Gregg Scheller, BS ME ’79, launches a startup that produces instruments for cataract surgery, among other things.
Gregg Scheller, founder and CEO of Katalyst Surgical, knows about starting from scratch. In fact, as his third startup, the St. Louis surgical instrument company is a business about starting from incisions.
In 1986, Scheller, BS ME ’79, of Wildwood, Mo., invented his first ophthalmic tool; the fiber-optic disposable endoilluminator used to light the inside of the eye during retina surgery. The implement launched Advanced Surgical Products, which he sold to a group of investors in 1990. Next, he founded Synergetics Inc., which grew from a home garage operation to a $175 million NASDAQ listing by 2008.
In August 2011, Scheller and Katalyst secured a $500,000 startup loan from the Missouri Technology Corporation (MTC), a partner of the Missouri Department of Economic Development.
“Obviously, the state feels as though we’re a good bet,” says Scheller of his company that produces titanium instruments primarily for cataract surgery. “As an engineer, I realized that many instruments were being thrown away in the operating room because they were rusted, and titanium is corrosion proof.”
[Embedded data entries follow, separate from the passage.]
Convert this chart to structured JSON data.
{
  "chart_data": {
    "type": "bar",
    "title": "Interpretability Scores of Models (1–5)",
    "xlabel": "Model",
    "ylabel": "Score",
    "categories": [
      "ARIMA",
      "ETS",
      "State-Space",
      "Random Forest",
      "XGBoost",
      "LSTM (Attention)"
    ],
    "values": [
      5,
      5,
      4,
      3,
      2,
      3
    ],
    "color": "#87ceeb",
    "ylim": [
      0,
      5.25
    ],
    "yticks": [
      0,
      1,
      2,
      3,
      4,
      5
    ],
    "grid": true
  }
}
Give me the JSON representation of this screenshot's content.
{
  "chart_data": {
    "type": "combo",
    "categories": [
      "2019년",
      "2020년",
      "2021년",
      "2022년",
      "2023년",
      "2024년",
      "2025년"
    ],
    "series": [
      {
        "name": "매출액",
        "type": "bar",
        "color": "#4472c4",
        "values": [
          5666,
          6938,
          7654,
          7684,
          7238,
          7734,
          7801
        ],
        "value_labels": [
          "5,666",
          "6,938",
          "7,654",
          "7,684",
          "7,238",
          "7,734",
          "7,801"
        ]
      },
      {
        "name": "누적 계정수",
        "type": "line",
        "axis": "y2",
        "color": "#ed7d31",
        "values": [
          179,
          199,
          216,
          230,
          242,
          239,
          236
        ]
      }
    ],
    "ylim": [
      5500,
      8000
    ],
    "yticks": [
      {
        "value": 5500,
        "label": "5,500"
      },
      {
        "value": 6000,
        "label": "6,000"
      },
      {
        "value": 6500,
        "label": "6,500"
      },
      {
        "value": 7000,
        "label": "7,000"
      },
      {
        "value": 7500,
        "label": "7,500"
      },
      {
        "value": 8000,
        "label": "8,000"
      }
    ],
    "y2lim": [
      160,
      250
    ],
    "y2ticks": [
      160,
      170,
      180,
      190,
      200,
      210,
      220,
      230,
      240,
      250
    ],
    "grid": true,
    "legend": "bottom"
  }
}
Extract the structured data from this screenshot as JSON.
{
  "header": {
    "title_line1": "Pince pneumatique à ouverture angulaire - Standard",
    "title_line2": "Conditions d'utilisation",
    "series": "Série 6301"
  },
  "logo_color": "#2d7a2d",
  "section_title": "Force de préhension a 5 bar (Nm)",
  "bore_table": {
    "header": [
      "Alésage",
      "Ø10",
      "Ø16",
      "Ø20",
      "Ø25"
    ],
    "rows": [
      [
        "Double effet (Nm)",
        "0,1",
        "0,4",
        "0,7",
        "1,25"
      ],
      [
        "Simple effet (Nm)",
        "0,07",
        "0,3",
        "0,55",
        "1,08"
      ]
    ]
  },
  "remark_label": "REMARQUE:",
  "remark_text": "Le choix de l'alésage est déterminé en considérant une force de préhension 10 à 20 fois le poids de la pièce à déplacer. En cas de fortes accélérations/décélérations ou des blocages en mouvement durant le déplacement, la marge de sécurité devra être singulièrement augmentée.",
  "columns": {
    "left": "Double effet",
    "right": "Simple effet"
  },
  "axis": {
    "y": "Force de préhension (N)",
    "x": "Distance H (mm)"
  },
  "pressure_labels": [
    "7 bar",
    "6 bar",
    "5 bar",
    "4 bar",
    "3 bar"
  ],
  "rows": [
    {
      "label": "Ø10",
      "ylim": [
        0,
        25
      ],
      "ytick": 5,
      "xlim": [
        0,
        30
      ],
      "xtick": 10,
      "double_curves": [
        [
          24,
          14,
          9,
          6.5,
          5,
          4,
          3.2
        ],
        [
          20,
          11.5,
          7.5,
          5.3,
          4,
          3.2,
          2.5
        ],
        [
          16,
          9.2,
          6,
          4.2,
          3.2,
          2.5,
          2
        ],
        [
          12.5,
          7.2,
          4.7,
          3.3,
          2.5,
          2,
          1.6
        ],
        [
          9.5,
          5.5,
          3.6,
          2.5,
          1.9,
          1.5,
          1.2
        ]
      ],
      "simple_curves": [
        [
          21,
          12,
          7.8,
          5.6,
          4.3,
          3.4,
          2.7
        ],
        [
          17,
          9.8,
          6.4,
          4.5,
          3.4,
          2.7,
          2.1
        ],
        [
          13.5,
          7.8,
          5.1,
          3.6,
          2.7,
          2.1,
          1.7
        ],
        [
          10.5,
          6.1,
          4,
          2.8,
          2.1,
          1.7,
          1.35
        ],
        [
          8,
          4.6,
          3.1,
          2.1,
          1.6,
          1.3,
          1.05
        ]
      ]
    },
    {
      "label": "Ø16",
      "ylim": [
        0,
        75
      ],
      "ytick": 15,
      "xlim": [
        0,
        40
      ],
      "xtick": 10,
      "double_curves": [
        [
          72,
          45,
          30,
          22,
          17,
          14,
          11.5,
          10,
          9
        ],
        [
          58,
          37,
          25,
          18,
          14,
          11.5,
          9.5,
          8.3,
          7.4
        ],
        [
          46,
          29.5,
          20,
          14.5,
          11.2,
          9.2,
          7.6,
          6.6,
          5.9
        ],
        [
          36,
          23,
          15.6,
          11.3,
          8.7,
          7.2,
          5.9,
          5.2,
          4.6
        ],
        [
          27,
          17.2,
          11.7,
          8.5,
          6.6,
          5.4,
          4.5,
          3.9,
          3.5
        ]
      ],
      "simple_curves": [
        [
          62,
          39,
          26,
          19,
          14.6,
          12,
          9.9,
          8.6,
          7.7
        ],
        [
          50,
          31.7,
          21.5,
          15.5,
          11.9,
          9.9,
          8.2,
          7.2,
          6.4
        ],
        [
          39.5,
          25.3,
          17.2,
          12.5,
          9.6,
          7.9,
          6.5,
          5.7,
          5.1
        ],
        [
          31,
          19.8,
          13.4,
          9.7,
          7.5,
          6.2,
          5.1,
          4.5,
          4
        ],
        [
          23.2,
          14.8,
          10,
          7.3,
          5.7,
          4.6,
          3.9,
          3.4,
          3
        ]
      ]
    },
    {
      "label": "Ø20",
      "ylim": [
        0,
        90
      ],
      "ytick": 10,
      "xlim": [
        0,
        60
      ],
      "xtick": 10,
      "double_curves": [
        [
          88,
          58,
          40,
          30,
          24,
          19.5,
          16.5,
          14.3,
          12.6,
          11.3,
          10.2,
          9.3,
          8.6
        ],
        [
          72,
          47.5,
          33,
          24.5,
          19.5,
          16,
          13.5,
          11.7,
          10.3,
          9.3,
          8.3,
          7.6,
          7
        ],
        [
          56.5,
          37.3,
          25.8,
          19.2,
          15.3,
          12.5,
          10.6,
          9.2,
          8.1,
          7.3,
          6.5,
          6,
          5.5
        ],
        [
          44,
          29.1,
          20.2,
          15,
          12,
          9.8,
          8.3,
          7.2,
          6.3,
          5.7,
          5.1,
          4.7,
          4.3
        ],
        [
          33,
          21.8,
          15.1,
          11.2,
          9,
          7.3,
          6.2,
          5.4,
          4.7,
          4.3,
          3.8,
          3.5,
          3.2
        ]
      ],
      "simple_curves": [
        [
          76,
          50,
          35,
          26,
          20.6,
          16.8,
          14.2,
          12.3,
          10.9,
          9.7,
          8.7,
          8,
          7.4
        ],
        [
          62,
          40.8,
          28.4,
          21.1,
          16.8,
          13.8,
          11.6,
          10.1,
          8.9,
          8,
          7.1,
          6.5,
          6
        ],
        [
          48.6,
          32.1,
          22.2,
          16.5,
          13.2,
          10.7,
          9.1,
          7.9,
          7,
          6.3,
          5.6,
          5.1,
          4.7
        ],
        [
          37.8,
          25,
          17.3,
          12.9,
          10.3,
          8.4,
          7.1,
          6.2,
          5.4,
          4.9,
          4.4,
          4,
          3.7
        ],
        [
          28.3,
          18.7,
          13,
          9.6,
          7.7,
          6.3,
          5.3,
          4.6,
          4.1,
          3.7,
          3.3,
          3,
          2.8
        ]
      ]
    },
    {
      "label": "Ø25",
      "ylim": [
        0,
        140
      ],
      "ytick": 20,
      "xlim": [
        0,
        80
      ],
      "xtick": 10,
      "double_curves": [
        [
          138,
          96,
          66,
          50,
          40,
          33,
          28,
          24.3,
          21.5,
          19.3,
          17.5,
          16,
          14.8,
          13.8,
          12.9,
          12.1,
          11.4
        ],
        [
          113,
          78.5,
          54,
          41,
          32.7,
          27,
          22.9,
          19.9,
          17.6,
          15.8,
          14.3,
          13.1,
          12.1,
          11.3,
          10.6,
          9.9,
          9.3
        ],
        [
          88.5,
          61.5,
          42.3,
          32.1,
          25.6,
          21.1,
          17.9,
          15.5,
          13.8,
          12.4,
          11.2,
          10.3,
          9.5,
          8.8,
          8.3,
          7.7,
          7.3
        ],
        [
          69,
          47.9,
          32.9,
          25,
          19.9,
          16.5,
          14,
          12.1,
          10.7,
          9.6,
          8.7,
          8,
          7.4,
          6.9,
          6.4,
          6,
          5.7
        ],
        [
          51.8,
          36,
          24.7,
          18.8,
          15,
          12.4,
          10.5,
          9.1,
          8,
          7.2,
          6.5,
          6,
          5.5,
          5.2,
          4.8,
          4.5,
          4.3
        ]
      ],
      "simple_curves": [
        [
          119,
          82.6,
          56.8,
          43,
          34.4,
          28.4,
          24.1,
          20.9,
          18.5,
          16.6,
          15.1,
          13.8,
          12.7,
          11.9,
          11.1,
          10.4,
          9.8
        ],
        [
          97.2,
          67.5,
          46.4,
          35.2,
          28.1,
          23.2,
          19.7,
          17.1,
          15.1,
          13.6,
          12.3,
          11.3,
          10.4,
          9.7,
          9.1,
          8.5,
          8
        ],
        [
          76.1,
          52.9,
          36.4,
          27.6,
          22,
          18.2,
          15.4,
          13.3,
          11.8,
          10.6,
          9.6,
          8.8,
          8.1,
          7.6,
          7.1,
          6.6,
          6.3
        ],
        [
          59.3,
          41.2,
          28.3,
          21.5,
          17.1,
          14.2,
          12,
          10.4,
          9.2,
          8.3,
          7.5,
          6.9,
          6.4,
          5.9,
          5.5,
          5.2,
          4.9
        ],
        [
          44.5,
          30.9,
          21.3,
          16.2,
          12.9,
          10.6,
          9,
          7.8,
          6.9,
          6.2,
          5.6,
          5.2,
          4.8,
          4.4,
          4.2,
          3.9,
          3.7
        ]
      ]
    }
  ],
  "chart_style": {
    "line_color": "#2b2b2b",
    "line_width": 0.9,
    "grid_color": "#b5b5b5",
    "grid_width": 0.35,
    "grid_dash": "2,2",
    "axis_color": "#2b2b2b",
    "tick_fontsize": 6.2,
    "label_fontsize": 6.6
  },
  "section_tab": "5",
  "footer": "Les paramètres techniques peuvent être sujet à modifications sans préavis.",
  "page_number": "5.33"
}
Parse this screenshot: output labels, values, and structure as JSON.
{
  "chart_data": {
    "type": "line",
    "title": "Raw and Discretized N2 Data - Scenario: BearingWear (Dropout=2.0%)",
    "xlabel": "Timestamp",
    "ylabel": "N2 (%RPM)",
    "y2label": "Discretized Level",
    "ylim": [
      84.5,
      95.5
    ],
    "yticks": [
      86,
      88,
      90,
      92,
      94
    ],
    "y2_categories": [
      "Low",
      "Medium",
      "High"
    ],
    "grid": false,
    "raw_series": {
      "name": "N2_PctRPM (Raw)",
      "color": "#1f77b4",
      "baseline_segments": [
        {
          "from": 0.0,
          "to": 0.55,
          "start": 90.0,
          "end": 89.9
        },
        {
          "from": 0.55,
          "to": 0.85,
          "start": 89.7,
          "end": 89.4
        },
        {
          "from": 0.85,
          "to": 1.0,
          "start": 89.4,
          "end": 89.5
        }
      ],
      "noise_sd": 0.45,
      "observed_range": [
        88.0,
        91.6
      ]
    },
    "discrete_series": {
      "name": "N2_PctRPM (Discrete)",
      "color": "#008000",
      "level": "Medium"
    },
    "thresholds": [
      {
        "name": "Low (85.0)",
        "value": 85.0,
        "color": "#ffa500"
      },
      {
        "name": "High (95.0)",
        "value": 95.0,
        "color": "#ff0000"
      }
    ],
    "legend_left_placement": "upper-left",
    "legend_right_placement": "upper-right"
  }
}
Scheller spent a brief period from 2008–10 at the MU College of Engineering as the director of entrepreneurship and industry partnerships. He credits the college for nurturing his problem-solving skills. Although he remembers slogging through some seemingly superfluous engineering classes as an undergrad, he stresses the value of those fundamental courses when he speaks to youngsters today — especially his two Tiger sons, Michael, BS ME ’11, and Steven, another engineer to be.
“Engineering school trains your brain to recognize a problem and go through a logical process to solve that problem,” Scheller says. “In my case, solving a problem translates into better patient care, creating jobs, employing people and me having a career that I love.”